Foi na Segunda Guerra Mundial que realmente nasceram os computadores atuais. A Marinha americana, em conjunto com a Universidade de Harvard, desenvolveu o computador Harvard Mark I, projetado pelo professor Howard Aiken, com base no calculador analítico de Babbage. O Mark I ocupava 120m³ aproximadamente, conseguindo multiplicar dois números de dez dígitos em três segundos.

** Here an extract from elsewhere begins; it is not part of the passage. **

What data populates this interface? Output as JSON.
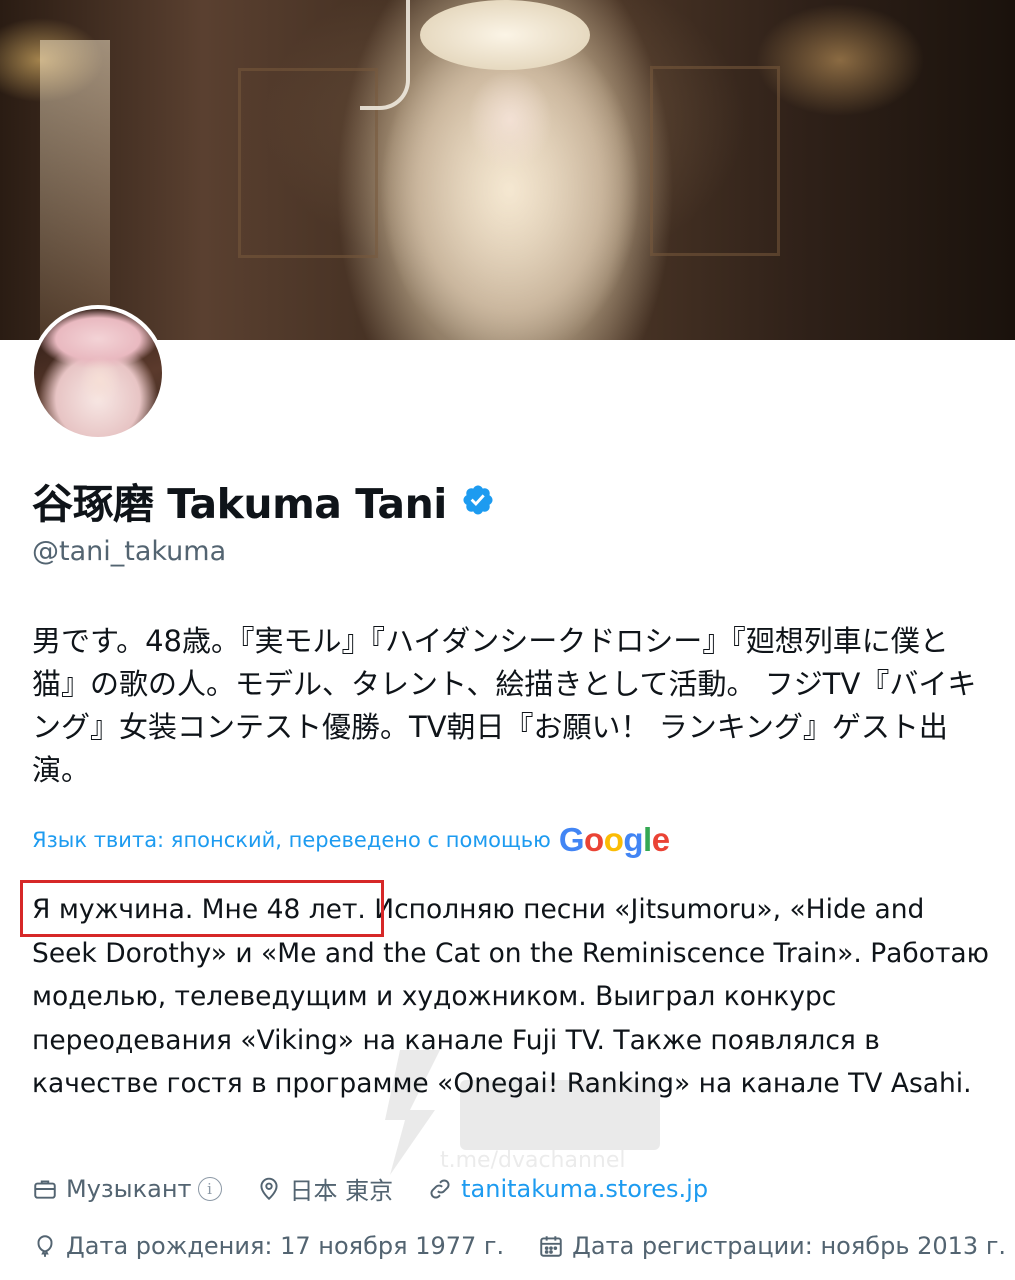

Simultaneamente, e em segredo, o Exército Americano desenvolvia um projeto semelhante, chefiado pelos engenheiros J. Presper Eckert e John Mauchy, cujo resultado foi o primeiro computador a válvulas, o Eletronic Numeric Integrator And Calculator (ENIAC)[2], capaz de fazer quinhentas multiplicações por segundo. Tendo sido projetado para calcular trajetórias balísticas, o ENIAC foi mantido em segredo pelo governo americano até o final da guerra, quando foi anunciado ao mundo.
ENIAC, computador desenvolvido pelo Exército Americano
No ENIAC, o programa era feito rearranjando a fiação em um painel. Nesse ponto John von Neumann propôs a idéia que transformou os calculadores eletrônicos em “cérebros eletrônicos”: modelar a arquitetura do computador segundo o sistema nervoso central. Para isso, eles teriam que ter três características:
Codificar as instruções de uma forma possível de ser armazenada na memória do computador. Von Neumann sugeriu que fossem usados uns e zeros.
Armazenar as instruções na memória, bem como toda e qualquer informação necessária a execução da tarefa, e
Quando processar o programa, buscar as instruções diretamente na memória, ao invés de lerem um novo cartão perfurado a cada passo.
Visão simplificada da arquitetura de Von Neumann
Este é o conceito de programa armazenado, cujas principais vantagens são: rapidez, versatilidade e automodificação. Assim, o computador programável que conhecemos hoje, onde o programa e os dados estão armazenados na memória ficou conhecido como Arquitetura de von Neumann.